ABSTRACT
This study investigates three possible explanations of the link between Corporate Social Responsibility (CSR) expenditures and future financial performance for family firms: (i) CSR is an investment leading to better future financial performance, (ii) it is a form of firms’ charity, or (iii) it is undertaken when anticipating stronger future financial performance. It also examines whether the institutional environments have effects on this association. We show that family firms in coordinated market economies are characterised by stronger stakeholder relationship and CSR expenditures are undertaken in the current period to legitimate the business operations, as CSR will be financially rewarded in the future. However, firms in liberal market economies are motived by shareholder view to protect investors’ interests and avoid uncertainty and risks, and CSR expenditures are undertaken by linking them to anticipated future corporate performance, hereby corporate accountability reporting can assist outsiders to infer insiders’ private information about future financial prospects.
Disclosure statement
No potential conflict of interest was reported by the author.
Notes
1. Following Maury (2006) and Munari et al. (2010), this study assumes that a firm is considered under control if family holding at least 10% of the voting right.

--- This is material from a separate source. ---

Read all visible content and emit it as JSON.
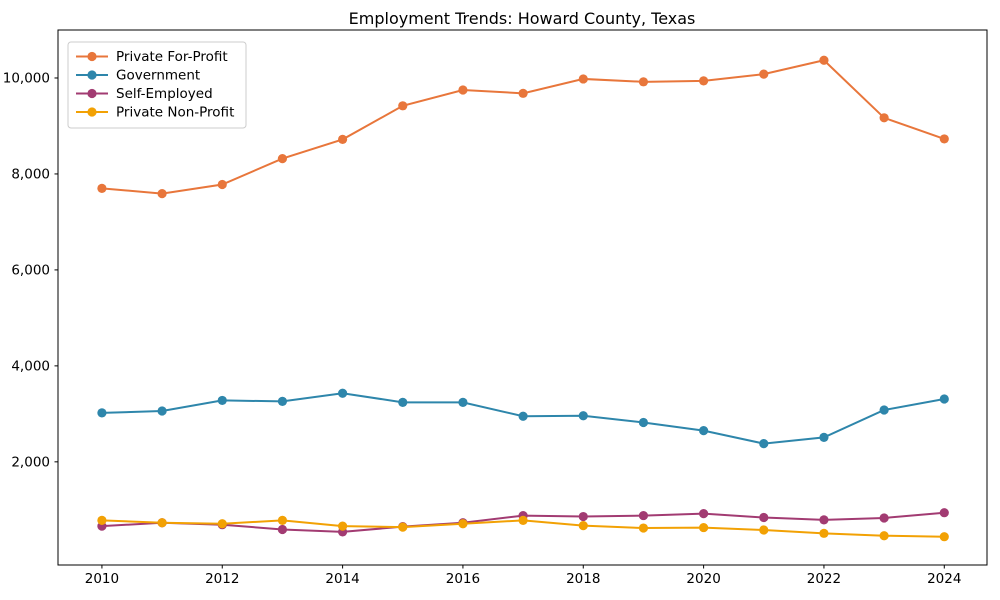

2. The universe of this dataset includes over 7000 public global firms, covering all major indices such as MSCI World, MSCI Emerging Markets, NASDAQ 100, S&P 500, FTSE 250, STOXX 600, DAX, CAC40, ASX 300, SMI and Bovespa.
3. This paper also run the regression model with firm-level clustered errors, and the results are similar to those based on regression model adjusts standard errors by a two-dimensional cluster at the firm and year levels. For brevity, these results are not discussed or tabulated in the paper.